UNISON members protested outside County Hall today as councillors rubber-stamped scores of redundancies and service cuts in an effort to claw back millions in savings.
The union says it is prepared to mount legal challenges against the cost-cutting proposals, which will see reductions and job cuts across an array of services from children and young people, to highways and planning.
Councillors were forced to push through £16million of cuts at the budget setting meeting after a tough Government settlement and increased demand for services left a gaping hole in the authority’s finances.
County Hall is freezing council tax this year at £1,027.30 for Band D households, but Unison have attacked that decision, arguing that a rise of 2.5% would go some way to soften the blow.
“Freezing council tax for another year just does not make sense,” said Oliver Foster-Burnell, Unison’s Somerset branch area organiser.
“Over the last four years there has been a continued freeze on staff pay, as well as on tax, yet during this time the council has shed hundreds of jobs and cut services.
“This Conservative administration is not reflecting the needs of the community, nor are they doing anything to challenge the diminishing grants given to them by the Government. “Instead of towing the party line, they could take a stance and stand up for their community, their constituents, their services and their local economy.”
The Somerset Labour Party has also condemned the scale and depth of the cuts, adding that it will be ‘demanding’ that the Conservative leadership reconsiders its priorities.
“The areas that have been hit don’t make any sense. They are cutting preventative services while having to pay for more children to be put into care,” said group leader Andrew Govier.

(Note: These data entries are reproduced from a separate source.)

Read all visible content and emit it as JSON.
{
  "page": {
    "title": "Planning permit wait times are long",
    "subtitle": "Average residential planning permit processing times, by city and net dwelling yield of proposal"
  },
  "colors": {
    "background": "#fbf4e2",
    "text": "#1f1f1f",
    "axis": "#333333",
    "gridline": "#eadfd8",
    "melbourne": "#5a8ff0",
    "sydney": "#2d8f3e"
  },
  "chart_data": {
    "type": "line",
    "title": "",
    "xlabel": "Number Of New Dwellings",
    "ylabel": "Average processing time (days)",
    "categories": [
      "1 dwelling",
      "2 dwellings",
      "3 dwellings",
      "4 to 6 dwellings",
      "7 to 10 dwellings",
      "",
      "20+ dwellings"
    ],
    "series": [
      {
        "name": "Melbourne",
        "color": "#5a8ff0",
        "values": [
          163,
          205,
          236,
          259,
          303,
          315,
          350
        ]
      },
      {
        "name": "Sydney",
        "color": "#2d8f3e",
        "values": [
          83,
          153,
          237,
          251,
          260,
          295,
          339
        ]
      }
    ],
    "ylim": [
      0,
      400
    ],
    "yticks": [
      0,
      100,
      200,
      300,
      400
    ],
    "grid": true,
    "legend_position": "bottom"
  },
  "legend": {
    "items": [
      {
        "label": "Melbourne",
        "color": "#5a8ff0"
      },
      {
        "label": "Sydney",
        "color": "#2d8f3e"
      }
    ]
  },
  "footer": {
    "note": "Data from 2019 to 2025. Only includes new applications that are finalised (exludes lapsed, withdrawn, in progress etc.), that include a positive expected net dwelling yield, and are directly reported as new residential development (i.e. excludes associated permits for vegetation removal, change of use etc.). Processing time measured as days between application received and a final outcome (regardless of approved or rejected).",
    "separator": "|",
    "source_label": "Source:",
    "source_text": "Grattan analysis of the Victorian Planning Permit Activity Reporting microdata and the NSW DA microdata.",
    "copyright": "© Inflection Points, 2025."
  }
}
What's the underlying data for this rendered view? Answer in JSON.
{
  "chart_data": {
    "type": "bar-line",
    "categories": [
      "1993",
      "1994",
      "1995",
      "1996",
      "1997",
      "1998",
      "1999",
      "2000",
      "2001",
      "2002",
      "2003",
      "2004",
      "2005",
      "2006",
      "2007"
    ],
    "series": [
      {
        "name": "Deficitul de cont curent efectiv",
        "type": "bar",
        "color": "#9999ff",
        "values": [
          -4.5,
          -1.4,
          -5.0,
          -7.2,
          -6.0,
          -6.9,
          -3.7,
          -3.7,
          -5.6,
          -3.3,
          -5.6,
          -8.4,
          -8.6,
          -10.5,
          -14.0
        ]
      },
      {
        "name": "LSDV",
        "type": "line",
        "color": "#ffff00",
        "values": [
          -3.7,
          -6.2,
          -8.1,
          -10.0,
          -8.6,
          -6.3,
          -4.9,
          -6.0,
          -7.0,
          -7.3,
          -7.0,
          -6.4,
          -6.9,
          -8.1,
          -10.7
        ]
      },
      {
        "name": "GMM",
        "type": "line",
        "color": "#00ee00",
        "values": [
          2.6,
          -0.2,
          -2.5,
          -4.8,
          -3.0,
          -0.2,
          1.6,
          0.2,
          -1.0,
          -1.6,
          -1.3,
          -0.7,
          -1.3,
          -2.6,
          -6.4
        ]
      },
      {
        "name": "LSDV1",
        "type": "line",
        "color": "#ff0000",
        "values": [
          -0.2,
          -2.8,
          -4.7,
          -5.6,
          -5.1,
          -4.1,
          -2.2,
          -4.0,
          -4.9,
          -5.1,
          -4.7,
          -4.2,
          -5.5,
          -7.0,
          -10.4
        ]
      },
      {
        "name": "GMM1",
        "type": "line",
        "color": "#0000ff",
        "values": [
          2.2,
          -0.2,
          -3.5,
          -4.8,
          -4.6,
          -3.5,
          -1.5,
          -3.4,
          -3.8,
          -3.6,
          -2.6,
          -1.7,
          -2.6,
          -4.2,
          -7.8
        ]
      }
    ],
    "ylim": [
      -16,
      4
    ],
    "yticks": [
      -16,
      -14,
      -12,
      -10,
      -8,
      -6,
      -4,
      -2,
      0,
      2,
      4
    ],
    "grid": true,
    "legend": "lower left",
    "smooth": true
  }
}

“They are cutting preventative services while having to pay for more children to be put into care.
“The leadership has in the past talked about how vulnerable people are their priority - if so it’s not readily apparent from the service areas where the greatest cuts fall.”
In a separate development, the council received a last minute windfall of more than £770,000 after a revision of its Government settlement revealed a miscalculation. Councillors say they will plough more than half a million pounds back into frontline services and contribute the rest towards a series of flood prevention measures.